Visualizers are fine, but they shouldn't be taking one picosecond of time that Apple could be using to solve actual problems, that people other than stoned hippies actually care about, with the iTunes ecosystem.

It's a joke that, after almost a decade, iTunes still has no way to gracefully and simply manage music located on multiple drives. :mad: My whole collection won't come even close to fitting on my MBP drive, but I do want substantial parts of it with me on the road.

As features on features have been added, iTunes takes up hundreds of megabytes of RAM and has become very slow to launch. With my collection of about 17,000 items, it also gets unresponsive every now and then.

The App Store, especially the updater, is not stable.

There should be a reasonable way of managing classical tracks, for which the "artist -> album -> song" paradigm almost never makes sense.

iPod syncing should be a systemwide service. It makes no sense whatsoever to sync contacts or calendars in iTunes. For that matter, video should also be in a separate app.

All of this matters 25,000 times more than an idiotic visualizer. Come on, Apple.
 
If anyone else was wondering, the Magnetosphere (Hi-res QT version) song is Miss You by Trentemøller.
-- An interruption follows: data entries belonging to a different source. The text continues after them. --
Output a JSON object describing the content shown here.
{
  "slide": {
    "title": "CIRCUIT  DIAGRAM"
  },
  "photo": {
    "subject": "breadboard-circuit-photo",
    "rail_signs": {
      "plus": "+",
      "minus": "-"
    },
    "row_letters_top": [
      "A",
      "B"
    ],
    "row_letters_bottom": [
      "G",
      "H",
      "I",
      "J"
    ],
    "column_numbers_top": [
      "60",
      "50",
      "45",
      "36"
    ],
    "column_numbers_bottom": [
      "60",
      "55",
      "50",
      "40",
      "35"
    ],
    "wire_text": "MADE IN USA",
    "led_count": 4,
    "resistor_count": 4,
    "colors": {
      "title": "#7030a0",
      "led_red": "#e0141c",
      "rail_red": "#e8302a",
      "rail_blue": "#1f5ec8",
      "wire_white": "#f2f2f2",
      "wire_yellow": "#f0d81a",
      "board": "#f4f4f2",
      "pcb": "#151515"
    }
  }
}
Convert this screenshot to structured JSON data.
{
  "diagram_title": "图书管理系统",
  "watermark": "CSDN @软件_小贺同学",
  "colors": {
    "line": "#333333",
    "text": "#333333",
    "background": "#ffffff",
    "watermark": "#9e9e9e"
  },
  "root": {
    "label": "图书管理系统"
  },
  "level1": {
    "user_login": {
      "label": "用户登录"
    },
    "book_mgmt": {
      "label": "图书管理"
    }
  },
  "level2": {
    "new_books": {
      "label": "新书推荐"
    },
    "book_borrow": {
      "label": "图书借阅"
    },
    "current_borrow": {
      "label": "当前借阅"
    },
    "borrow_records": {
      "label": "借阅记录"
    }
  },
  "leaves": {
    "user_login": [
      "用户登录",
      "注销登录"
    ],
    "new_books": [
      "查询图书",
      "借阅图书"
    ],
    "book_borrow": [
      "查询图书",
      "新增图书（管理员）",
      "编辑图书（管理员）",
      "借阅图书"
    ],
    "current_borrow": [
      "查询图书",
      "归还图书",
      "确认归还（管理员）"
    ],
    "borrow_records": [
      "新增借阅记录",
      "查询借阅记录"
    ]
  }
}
Can be found on Amazon's MP3 site or iTunes.
 
Bleh.

I'm not sure how many of you have used Winamp in the past, and of that group - how many actually knew how to set up all the free plugins that were available for it.

But this thing is a total yawn, if my pos Dell 1.4ghz laptop can render circles around this via Milkdrop (Winamp) - WTF is up with OSX? I expected orders of magnitude more than what we have.
:(
 
I'm not sure how many of you have used Winamp in the past, and of that group - how many actually knew how to set up all the free plugins that were available for it.

But this thing is a total yawn, if my pos Dell 1.4ghz laptop can render circles around this via Milkdrop (Winamp) - WTF is up with OSX? I expected orders of magnitude more than what we have.
:(
Imagine a 400 MHz K6-2 with a GeForce 2 running circles around iTunes with WinAmp visualizers. :rolleyes:
 
I'm not sure how many of you have used Winamp in the past, and of that group - how many actually knew how to set up all the free plugins that were available for it.

But this thing is a total yawn, if my pos Dell 1.4ghz laptop can render circles around this via Milkdrop (Winamp) - WTF is up with OSX? I expected orders of magnitude more than what we have.
:(

I'd like you to show me a WinAmp visualizer that's better than Magnetosphere.